An unnamed U.S. official told Reuters:

“This facility has been under construction for years, and we’ve known about it for years. While there’s still some ambiguity about its ultimate purpose — not unusual for something that’s still taking shape — there’s no reason at this point to think it’s nuclear,” the official said.

“The Iranians put military stuff in tunnels, too. People should be cautious about reaching conclusions here.”

For those who have been following the subject closely enough, this judgment won’t come as news. A report last month in the New York Times stated that “after detailed surveys, and interviews with defectors, officials say they have no evidence a second such facility [after the Qom enrichment plant] is under construction.”

Define “Construction”

But here’s the striking part: the AEOI also declared last month that it has, in fact, selected sites for several new enrichment plants, and will soon start construction at one of them. This announcement echoed a similar statement from November 2009.
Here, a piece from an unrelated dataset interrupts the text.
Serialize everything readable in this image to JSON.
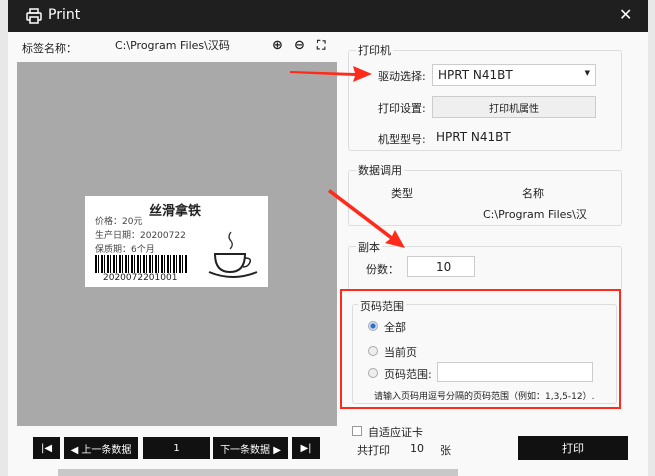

If the pattern is anything like Qom, construction at the site actually will have been underway for years already, but the AEOI will have considered it “general-purpose” until “allocating” it for use as a centrifuge facility, in keeping with Iran’s unilateral reinterpretation of when it is obliged to declare new facilities to the IAEA. According to a report in September 2009, the U.S. intelligence community had been watching “more than a dozen suspect locations” for years, as of the 2007 NIE. The Qazvin site, which Jafarzadeh dates back to 2005, is presumably on that list.

Thus, as the U.S. official puts it, “there’s no reason at this point to think it’s nuclear.”

Catch Me If You Can

AEOI Chairman Salehi’s announcements of future centrifuge facilities at unspecified locations serve several purposes. Most obviously, they signal defiance to the Iranian public and put pressure on the West to accept the permanence of the enrichment program. But they also set up a game of 16-Cascade Monte. By creating multiple empty tunnel sites, the Iranians have set out to complicate the intelligence picture as much as possible. And if, as in the case of Qom, the Iranians are caught quietly outfitting one of these sites as a centrifuge plant, then they’ll just point back to Salehi’s press statements and claim again that they don’t need to declare the site to the IAEA until about 180 days before introducing nuclear material. (Abraham Lincoln once said something about this.) Thus exposed, the facility will lose its value to the Iranian nuclear program, but perhaps without causing as much harm to the program’s fortunes as it otherwise would have.

(An aside: This is by no means the first time that Jafarzadeh has unveiled an alleged enrichment site. As far back as 2005, the NCRI claimed to have spotted an underground laser enrichment facility. They publicized what they considered another laser facility in 2006; there may have been other occasions as well.  Since President Mahmoud Ahmadinejad announced a new laser enrichment program earlier this year, perhaps Jafarzadeh & Co. were onto something on one or both of these occasions. Contrary to a popular misconception, though, the NCRI did not identify Natanz as an enrichment site.)

Recent and related: Some Straight Talk About Iran. Also see ISIS’s proposal about how to respond to the centrifuge shell game.

Update. Two things. I overlooked Paul Kerr’s earlier take on the NCRI and Natanz. And I completely forgot about NCRI’s role in publicizing the “Kalaye Electric” centrifuge site in February 2003. I’m not certain if it was the first public reference anywhere, but the IAEA cited “information in open sources” in a meeting with the Iranians just a day or two after this release.